There are, however, several very positive attributes of MALDI, not the least of which is its sensitivity. There have been several estimates of the amount of material required to generate a spectrum, but it is clear that attomoles or less are sufficient to generate a good quality spectrum [4
]. A quick survey of the literature also illustrates the remarkable versatality of this ionization method: i.e. thermally labile, low mass analytes; involatile, high mass biopolymers; even alkanes and polyethylenes [5
] can all be ionized by MALDI. Additional advantages of the approach include the ability to analyse complex mixtures, the potential for high-throughput, the speed of the analysis, ease of automation and the low cost per analysis.
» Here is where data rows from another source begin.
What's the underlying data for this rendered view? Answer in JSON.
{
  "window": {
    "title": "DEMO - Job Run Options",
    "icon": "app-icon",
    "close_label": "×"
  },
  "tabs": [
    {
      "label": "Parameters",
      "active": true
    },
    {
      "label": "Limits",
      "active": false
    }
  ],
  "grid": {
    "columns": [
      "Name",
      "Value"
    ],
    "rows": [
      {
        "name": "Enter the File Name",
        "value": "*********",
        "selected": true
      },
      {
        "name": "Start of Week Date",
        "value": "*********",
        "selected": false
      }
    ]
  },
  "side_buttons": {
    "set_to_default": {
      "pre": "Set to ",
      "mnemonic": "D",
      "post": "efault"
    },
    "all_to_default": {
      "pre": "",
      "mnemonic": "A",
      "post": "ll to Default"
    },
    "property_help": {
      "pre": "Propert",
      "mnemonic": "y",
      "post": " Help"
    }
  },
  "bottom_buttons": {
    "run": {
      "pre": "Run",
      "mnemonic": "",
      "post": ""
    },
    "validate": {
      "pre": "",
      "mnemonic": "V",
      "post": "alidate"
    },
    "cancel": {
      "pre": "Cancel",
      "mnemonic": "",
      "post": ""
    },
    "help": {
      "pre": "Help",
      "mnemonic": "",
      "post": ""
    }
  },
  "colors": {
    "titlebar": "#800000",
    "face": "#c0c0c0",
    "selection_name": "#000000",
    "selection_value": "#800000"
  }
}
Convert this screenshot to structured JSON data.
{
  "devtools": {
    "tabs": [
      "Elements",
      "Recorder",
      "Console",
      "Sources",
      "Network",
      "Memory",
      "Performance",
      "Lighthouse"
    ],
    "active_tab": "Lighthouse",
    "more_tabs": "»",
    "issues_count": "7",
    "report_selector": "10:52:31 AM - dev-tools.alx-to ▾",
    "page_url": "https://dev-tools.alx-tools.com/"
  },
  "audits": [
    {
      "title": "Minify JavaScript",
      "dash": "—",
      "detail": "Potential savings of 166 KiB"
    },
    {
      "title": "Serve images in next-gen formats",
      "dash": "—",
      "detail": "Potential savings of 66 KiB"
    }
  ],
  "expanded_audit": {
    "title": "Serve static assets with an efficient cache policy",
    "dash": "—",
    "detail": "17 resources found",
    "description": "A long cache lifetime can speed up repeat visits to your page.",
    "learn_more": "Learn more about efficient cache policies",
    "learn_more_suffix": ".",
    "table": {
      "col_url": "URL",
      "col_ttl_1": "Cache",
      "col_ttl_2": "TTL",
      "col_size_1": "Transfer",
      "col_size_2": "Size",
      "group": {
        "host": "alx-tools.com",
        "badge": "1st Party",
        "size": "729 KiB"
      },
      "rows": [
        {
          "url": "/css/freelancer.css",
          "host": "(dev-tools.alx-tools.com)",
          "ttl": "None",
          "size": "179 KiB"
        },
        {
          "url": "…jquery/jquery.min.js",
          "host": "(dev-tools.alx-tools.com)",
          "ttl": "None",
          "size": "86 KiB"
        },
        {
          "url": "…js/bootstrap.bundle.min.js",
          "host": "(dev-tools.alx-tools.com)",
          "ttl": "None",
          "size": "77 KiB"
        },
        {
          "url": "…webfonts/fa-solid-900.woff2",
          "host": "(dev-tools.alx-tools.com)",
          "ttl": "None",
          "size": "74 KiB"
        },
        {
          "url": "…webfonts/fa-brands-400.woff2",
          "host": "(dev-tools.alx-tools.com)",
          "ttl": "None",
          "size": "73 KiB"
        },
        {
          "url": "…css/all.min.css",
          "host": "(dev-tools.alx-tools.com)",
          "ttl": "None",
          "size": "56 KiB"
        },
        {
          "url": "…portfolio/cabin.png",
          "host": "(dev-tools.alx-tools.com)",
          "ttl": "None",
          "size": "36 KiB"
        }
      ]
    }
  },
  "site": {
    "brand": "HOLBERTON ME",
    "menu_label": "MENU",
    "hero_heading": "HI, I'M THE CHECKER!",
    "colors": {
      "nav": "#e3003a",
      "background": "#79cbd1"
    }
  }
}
In summary, MALDI offers some important attributes, but its application to quantitative analysis requires careful optimization of the experimental parameters and a good understanding of how confounding factors could compromise a study. In particular, sample preparation (e.g. choice of matrix compound, concentration, solvents and crystallization conditions) is critical and must be optimized in order to reduce the variability introduced during this step. It is also important to acquire and average many single-shot spectra from several positions within a given sample spot to gain representative sample data. Ideally, the laser power should be automatically adjusted to limit the acceptable analyte and internal standard signal intensity to below saturation, but above background noise. Consequently, criteria for spectral acceptance based on minimum and maximum peak height and the signal-to-noise ratio should be established and adhered to before the spectra are averaged.